Let’s take a closer look at CLO concept. First, we need to have orchestrated objects – these are the IT system elements which state we need to observe and potentially change. The can be as simple as single host server which is running some application or more complex which are cluster of applications. It can be single virtual firewall or complete, virtual security perimeter which includes multiple virtual firewalls, load balancers and edge virtual routers. Why we talk mostly virtual in here? Because VNFs are more dynamic in its nature than PNFs and CLO is more relevant to them – however there may be the cases where CLO is relevant also to PNFs.

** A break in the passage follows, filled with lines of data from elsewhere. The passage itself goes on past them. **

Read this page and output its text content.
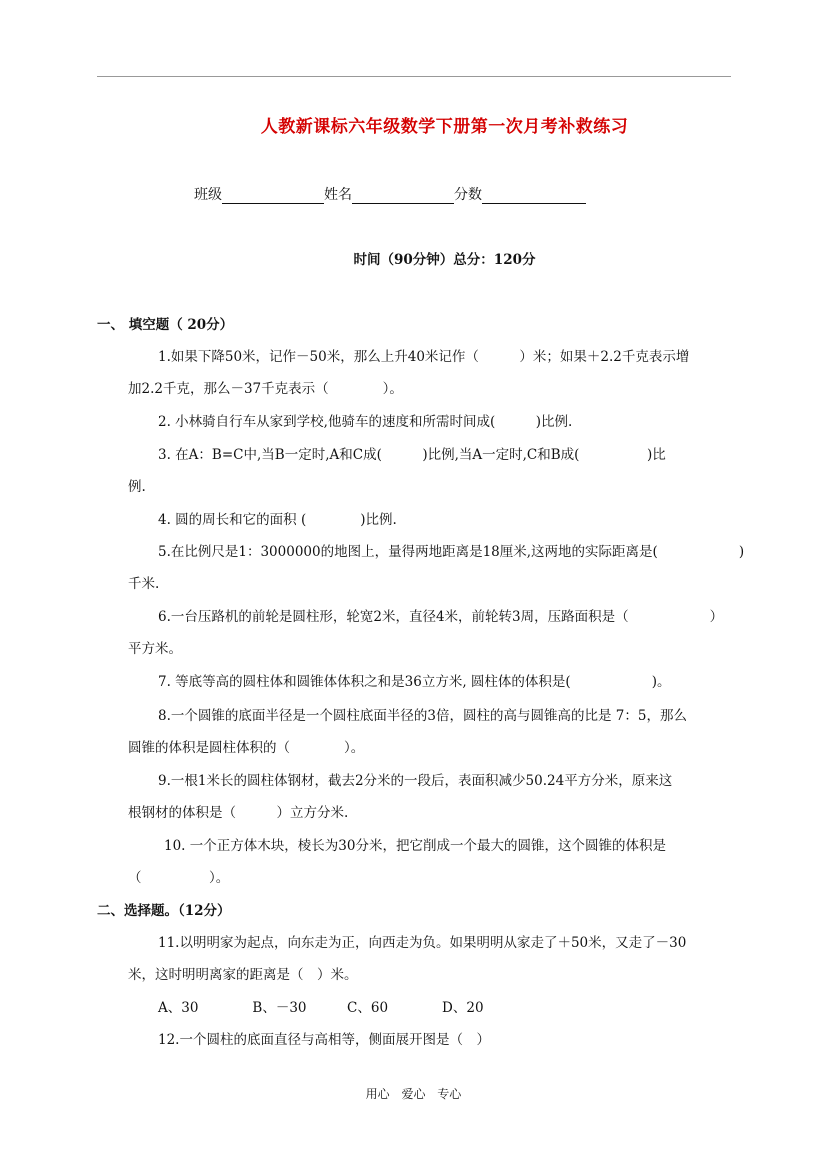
人教新课标六年级数学下册第一次月考补救练习
班级	姓名	分数
时间（90分钟）总分：120分
一、 填空题（ 20分）
1.如果下降50米，记作－50米，那么上升40米记作（　　　）米；如果＋2.2千克表示增
加2.2千克，那么－37千克表示（　　　　）。
2. 小林骑自行车从家到学校,他骑车的速度和所需时间成(　　　)比例.
3. 在A：B=C中,当B一定时,A和C成(　　　)比例,当A一定时,C和B成(　　　　　)比
例.
4. 圆的周长和它的面积 (　　　　)比例.
5.在比例尺是1：3000000的地图上，量得两地距离是18厘米,这两地的实际距离是(　　　　　　)
千米.
6.一台压路机的前轮是圆柱形，轮宽2米，直径4米，前轮转3周，压路面积是（　　　　　　）
平方米。
7. 等底等高的圆柱体和圆锥体体积之和是36立方米, 圆柱体的体积是(　　　　　　)。
8.一个圆锥的底面半径是一个圆柱底面半径的3倍，圆柱的高与圆锥高的比是 7：5，那么
圆锥的体积是圆柱体积的（　　　　）。
9.一根1米长的圆柱体钢材，截去2分米的一段后，表面积减少50.24平方分米，原来这
根钢材的体积是（　　　）立方分米.
10. 一个正方体木块，棱长为30分米，把它削成一个最大的圆锥，这个圆锥的体积是
（　　　　　）。
二、选择题。（12分）
11.以明明家为起点，向东走为正，向西走为负。如果明明从家走了＋50米，又走了－30
米，这时明明离家的距离是（　）米。
A、30　　　　B、－30　　　C、60　　　　D、20
12.一个圆柱的底面直径与高相等，侧面展开图是（　）
用心 爱心 专心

Next we need something, which collect metrics. What these metrics are? It depends on a system. They can be as simple as CPU or number of VPN users – but also they can be more complex and we call it then “composite metrics” as they are calculated based on multiple parameters. In a nutshell, metric is a currency in which we measure performance of a given system. What is more and more common is a big data analytics which are calculating those metrics based on historical data and complex heuristics.
Once we have a metric, then we need something that will decide what to do based on it. This element is called policy. Policy engine, observes/fetches metrics, processes it and enforces the action. Action represent some lifecycle action which will change the state of orchestrated object. Good example from NFV world can be “scale-out”/”scale-in”, “heal” or even “change placement”. Policy engine is not responsible for executing an action. It only enforces given policy and tells orchestrator what to do. It is an orchestrator which acts upon orchestrated object and implements given lifecycle action.
We can debate if metrics collection & policy engine should be part of orchestration system. There are cases where this is possible & expected but there’s no general guidance on that. I can imagine a cases where they need to be decoupled to give depth & breadth of functionality. It is relevant especially for metrics collection. If our system is very complex and requires composite metrics which are calculated based on bid data analysis – then it is better when this system is external to orchestrator. Same to the policy engine. There are many on the market and if someone is used to some policy engine – then why to push him for using different than he is used to. What is important is OPENNESS. Good orchestrator should be capable to be integrated with external metrics collection and policy engines.
Cloudify has a good record of closed loop orchestration. Few years ago, when this topic was not that common, Cloudify have implemented CLO in Cloudify Manager. System was based on Diamond agent and metrics streaming to Rieman policy engine. It was very innovative approach back then. It allowed to create dynamic systems where state is changed based on given metric. Good example is NodeCellar demo with auto-scale and auto-heal scenarios based on this engine.
Currently, CLO architecture is being reworked and very soon we expect to see modular architecture where Cloudify Manager can be easily integrated with external metrics collection and policy enforcement engines.
Looks like with good solution we’re able to give more and more autonomy to IT systems. When properly implemented, those systems can be self-adjusting to conditions of environment and human intervention can be minimalised.